Funds flow from accounts belonging to foundations or individuals in Indonesia and are transferred abroad as a form of donation, said Ade Bhakti, executive director of the Jakarta-based Center for Radicalism and Deradicalisation Studies.
"Some of the money may be used to initiate activities that support ISIS and terrorism activities or to finance aspiring militants' trips to Syria to join ISIS," he told Asia Focus.
Muhammad Yusuf, the head of the PPATK, said his agency had been able to freeze 2.1 billion rupiah in funds from 26 accounts of individuals and entities related to al-Qaeda and the Taliban, under the terms of United Nations Security Council Resolution 1267.
This accomplishment resulted in Indonesia in June being removed from the list of countries that have a high risk of money laundering to finance terrorism activities issued by the Financial Action Task Force on Money Laundering (FATF).
Yusuf said Indonesia had clearly shown compliance with Security Council resolutions 1267 and 1373 and the FATF recommendations.

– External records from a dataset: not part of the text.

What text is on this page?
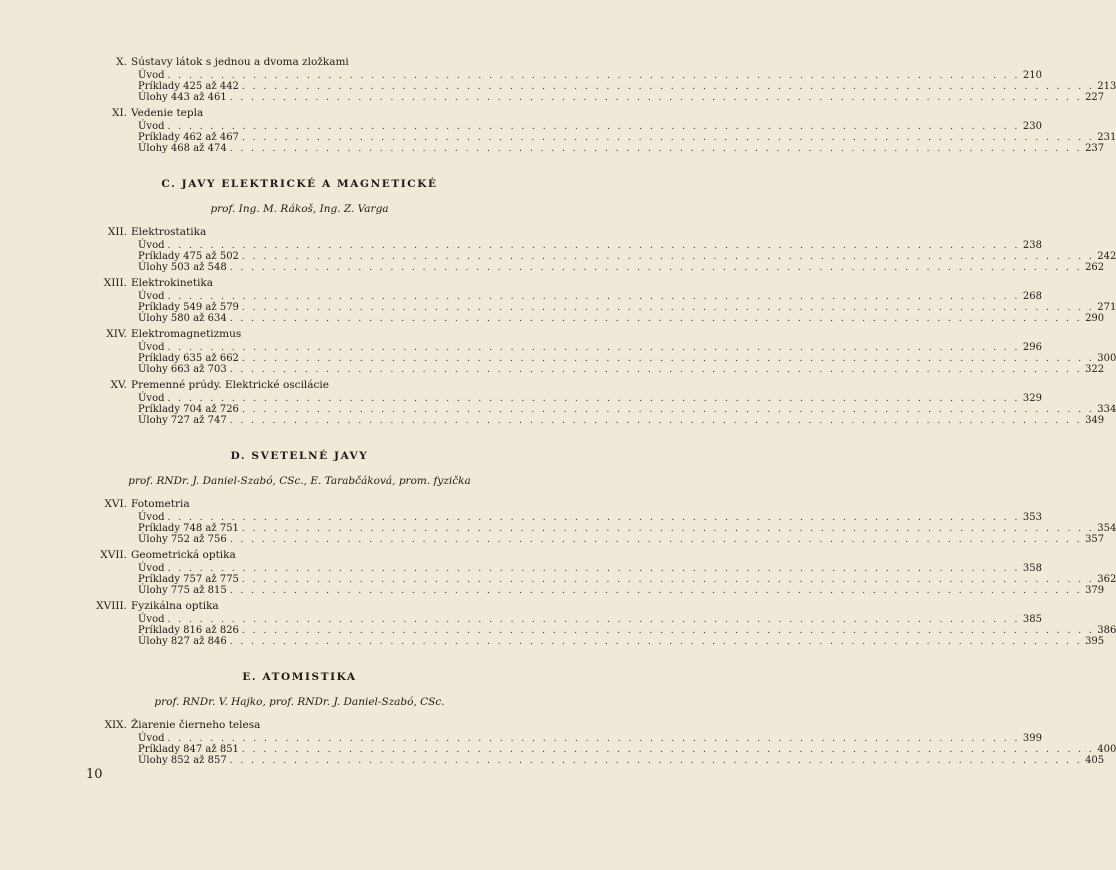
X. Sústavy látok s jednou a dvoma zložkami
Úvod . . . . . . . . . . . . . . . . . . . . . . . . . . . . . . . . . . . . . . . . . . . . . . . . . . . . . . . . . . . . . . . . . . . . . . . . . . . . . . . . 210
Príklady 425 až 442 . . . . . . . . . . . . . . . . . . . . . . . . . . . . . . . . . . . . . . . . . . . . . . . . . . . . . . . . . . . . . . . . . . . . . . . . . . . . . . . . 213
Úlohy 443 až 461 . . . . . . . . . . . . . . . . . . . . . . . . . . . . . . . . . . . . . . . . . . . . . . . . . . . . . . . . . . . . . . . . . . . . . . . . . . . . . . . . 227
XI. Vedenie tepla
Úvod . . . . . . . . . . . . . . . . . . . . . . . . . . . . . . . . . . . . . . . . . . . . . . . . . . . . . . . . . . . . . . . . . . . . . . . . . . . . . . . . 230
Príklady 462 až 467 . . . . . . . . . . . . . . . . . . . . . . . . . . . . . . . . . . . . . . . . . . . . . . . . . . . . . . . . . . . . . . . . . . . . . . . . . . . . . . . . 231
Úlohy 468 až 474 . . . . . . . . . . . . . . . . . . . . . . . . . . . . . . . . . . . . . . . . . . . . . . . . . . . . . . . . . . . . . . . . . . . . . . . . . . . . . . . . 237
C. JAVY ELEKTRICKÉ A MAGNETICKÉ
prof. Ing. M. Rákoš, Ing. Z. Varga
XII. Elektrostatika
Úvod . . . . . . . . . . . . . . . . . . . . . . . . . . . . . . . . . . . . . . . . . . . . . . . . . . . . . . . . . . . . . . . . . . . . . . . . . . . . . . . . 238
Príklady 475 až 502 . . . . . . . . . . . . . . . . . . . . . . . . . . . . . . . . . . . . . . . . . . . . . . . . . . . . . . . . . . . . . . . . . . . . . . . . . . . . . . . . 242
Úlohy 503 až 548 . . . . . . . . . . . . . . . . . . . . . . . . . . . . . . . . . . . . . . . . . . . . . . . . . . . . . . . . . . . . . . . . . . . . . . . . . . . . . . . . 262
XIII. Elektrokinetika
Úvod . . . . . . . . . . . . . . . . . . . . . . . . . . . . . . . . . . . . . . . . . . . . . . . . . . . . . . . . . . . . . . . . . . . . . . . . . . . . . . . . 268
Príklady 549 až 579 . . . . . . . . . . . . . . . . . . . . . . . . . . . . . . . . . . . . . . . . . . . . . . . . . . . . . . . . . . . . . . . . . . . . . . . . . . . . . . . . 271
Úlohy 580 až 634 . . . . . . . . . . . . . . . . . . . . . . . . . . . . . . . . . . . . . . . . . . . . . . . . . . . . . . . . . . . . . . . . . . . . . . . . . . . . . . . . 290
XIV. Elektromagnetizmus
Úvod . . . . . . . . . . . . . . . . . . . . . . . . . . . . . . . . . . . . . . . . . . . . . . . . . . . . . . . . . . . . . . . . . . . . . . . . . . . . . . . . 296
Príklady 635 až 662 . . . . . . . . . . . . . . . . . . . . . . . . . . . . . . . . . . . . . . . . . . . . . . . . . . . . . . . . . . . . . . . . . . . . . . . . . . . . . . . . 300
Úlohy 663 až 703 . . . . . . . . . . . . . . . . . . . . . . . . . . . . . . . . . . . . . . . . . . . . . . . . . . . . . . . . . . . . . . . . . . . . . . . . . . . . . . . . 322
XV. Premenné prúdy. Elektrické oscilácie
Úvod . . . . . . . . . . . . . . . . . . . . . . . . . . . . . . . . . . . . . . . . . . . . . . . . . . . . . . . . . . . . . . . . . . . . . . . . . . . . . . . . 329
Príklady 704 až 726 . . . . . . . . . . . . . . . . . . . . . . . . . . . . . . . . . . . . . . . . . . . . . . . . . . . . . . . . . . . . . . . . . . . . . . . . . . . . . . . . 334
Úlohy 727 až 747 . . . . . . . . . . . . . . . . . . . . . . . . . . . . . . . . . . . . . . . . . . . . . . . . . . . . . . . . . . . . . . . . . . . . . . . . . . . . . . . . 349
D. SVETELNÉ JAVY
prof. RNDr. J. Daniel-Szabó, CSc., E. Tarabčáková, prom. fyzička
XVI. Fotometria
Úvod . . . . . . . . . . . . . . . . . . . . . . . . . . . . . . . . . . . . . . . . . . . . . . . . . . . . . . . . . . . . . . . . . . . . . . . . . . . . . . . . 353
Príklady 748 až 751 . . . . . . . . . . . . . . . . . . . . . . . . . . . . . . . . . . . . . . . . . . . . . . . . . . . . . . . . . . . . . . . . . . . . . . . . . . . . . . . . 354
Úlohy 752 až 756 . . . . . . . . . . . . . . . . . . . . . . . . . . . . . . . . . . . . . . . . . . . . . . . . . . . . . . . . . . . . . . . . . . . . . . . . . . . . . . . . 357
XVII. Geometrická optika
Úvod . . . . . . . . . . . . . . . . . . . . . . . . . . . . . . . . . . . . . . . . . . . . . . . . . . . . . . . . . . . . . . . . . . . . . . . . . . . . . . . . 358
Príklady 757 až 775 . . . . . . . . . . . . . . . . . . . . . . . . . . . . . . . . . . . . . . . . . . . . . . . . . . . . . . . . . . . . . . . . . . . . . . . . . . . . . . . . 362
Úlohy 775 až 815 . . . . . . . . . . . . . . . . . . . . . . . . . . . . . . . . . . . . . . . . . . . . . . . . . . . . . . . . . . . . . . . . . . . . . . . . . . . . . . . . 379
XVIII. Fyzikálna optika
Úvod . . . . . . . . . . . . . . . . . . . . . . . . . . . . . . . . . . . . . . . . . . . . . . . . . . . . . . . . . . . . . . . . . . . . . . . . . . . . . . . . 385
Príklady 816 až 826 . . . . . . . . . . . . . . . . . . . . . . . . . . . . . . . . . . . . . . . . . . . . . . . . . . . . . . . . . . . . . . . . . . . . . . . . . . . . . . . . 386
Úlohy 827 až 846 . . . . . . . . . . . . . . . . . . . . . . . . . . . . . . . . . . . . . . . . . . . . . . . . . . . . . . . . . . . . . . . . . . . . . . . . . . . . . . . . 395
E. ATOMISTIKA
prof. RNDr. V. Hajko, prof. RNDr. J. Daniel-Szabó, CSc.
XIX. Žiarenie čierneho telesa
Úvod . . . . . . . . . . . . . . . . . . . . . . . . . . . . . . . . . . . . . . . . . . . . . . . . . . . . . . . . . . . . . . . . . . . . . . . . . . . . . . . . 399
Príklady 847 až 851 . . . . . . . . . . . . . . . . . . . . . . . . . . . . . . . . . . . . . . . . . . . . . . . . . . . . . . . . . . . . . . . . . . . . . . . . . . . . . . . . 400
Úlohy 852 až 857 . . . . . . . . . . . . . . . . . . . . . . . . . . . . . . . . . . . . . . . . . . . . . . . . . . . . . . . . . . . . . . . . . . . . . . . . . . . . . . . . 405
10
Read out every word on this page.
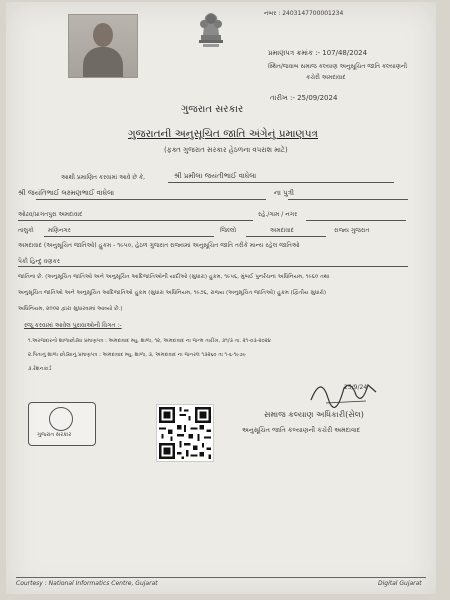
નંબર : 2403147700001234
પ્રમાણપત્ર ક્રમાંક :- 107/48/2024
સ્થિત/જવાબ સમાજ કલ્યાણ અનુસૂચિત જાતિ કલ્યાણની
કચેરી અમદાવાદ
તારીખ :- 25/09/2024
ગુજરાત સરકાર
ગુજરાતની અનુસૂચિત જાતિ અંગેનું પ્રમાણપત્ર
(ફક્ત ગુજરાત સરકાર હેઠળના વપરાશ માટે)
આથી પ્રમાણિત કરવામાં આવે છે કે,	શ્રી પ્રમીલા જયંતીભાઈ વાઘેલા
શ્રી જયંતિભાઈ લક્ષ્મણભાઈ વાઘેલા	ના પુત્રી
ઓઢવ/પ્રાગતપુરા અમદાવાદ	રહે./ગામ / નગર
તાલુકો મણિનગર	જિલ્લો	અમદાવાદ	રાજ્ય ગુજરાત
અમદાવાદ (અનુસૂચિત જાતિઓ) હુકમ - ૧૯૫૦, હેઠળ ગુજરાત રાજ્યમાં અનુસૂચિત જાતિ તરીકે માન્ય રહેલ જાતિઓ
પૈકી હિન્દુ વણકર
જાતિના છે. (અનુસૂચિત જાતિઓ અને અનુસૂચિત આદિજાતિઓની યાદીઓ (સુધારા) હુકમ, ૧૯૫૬, મુંબઈ પુનર્રચના અધિનિયમ, ૧૯૬૦ તથા
અનુસૂચિત જાતિઓ અને અનુસૂચિત આદિજાતિઓ હુકમ (સુધારા અધિનિયમ, ૧૯૭૬, રાજ્ય (અનુસૂચિત જાતિઓ) હુકમ (દ્વિતીય સુધારો)
અધિનિયમ, ૨૦૦૨ દ્વારા સુધારવામાં આવ્યો છે.)
રજૂ કરવામાં આવેલ પુરાવાઓની વિગત :-
૧.અરજદારનો શાળાછોડ્યા પ્રમાણપત્ર : અમદાવાદ મ્યુ. શાળા, ૧૨, અમદાવાદ ના જન્મ તારીખ, ૩૧/૩ તા. ૨૧-૦૩-૨૦૨૪
૨.પિતાનું શાળા છોડ્યાનું પ્રમાણપત્ર : અમદાવાદ મ્યુ. શાળા, ૩, અમદાવાદ ના જનરલ ૧૩૨૬૦ તા ૧-૬-૧૯૭૯
૩.રેશનકાર્ડ
ગુજરાત સરકાર
25/9/24
સમાજ કલ્યાણ અધિકારી(સેલ)
અનુસૂચિત જાતિ કલ્યાણની કચેરી અમદાવાદ
Courtesy : National Informatics Centre, Gujarat	Digital Gujarat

The FATF in February 2012 said Indonesia showed a strategic deficiency because of its failure to comply with the FATF Special Recommendations on the adoption of an international convention on terrorism, criminalising terrorism funding and immediate freezing of assets belonging of individuals or entities listed by the UN as suspected terrorists.
Despite the success, Jakarta-based terrorism expert Rakyan Adibrata said Indonesia still did not have a system that could freeze a suspicious bank account without delay.
"It is being developed now, though. It would be a system that speeds up coordination between government agencies so they can get a warrant to freeze the accounts without delay to prevent the money from flowing further," he told Asia Focus.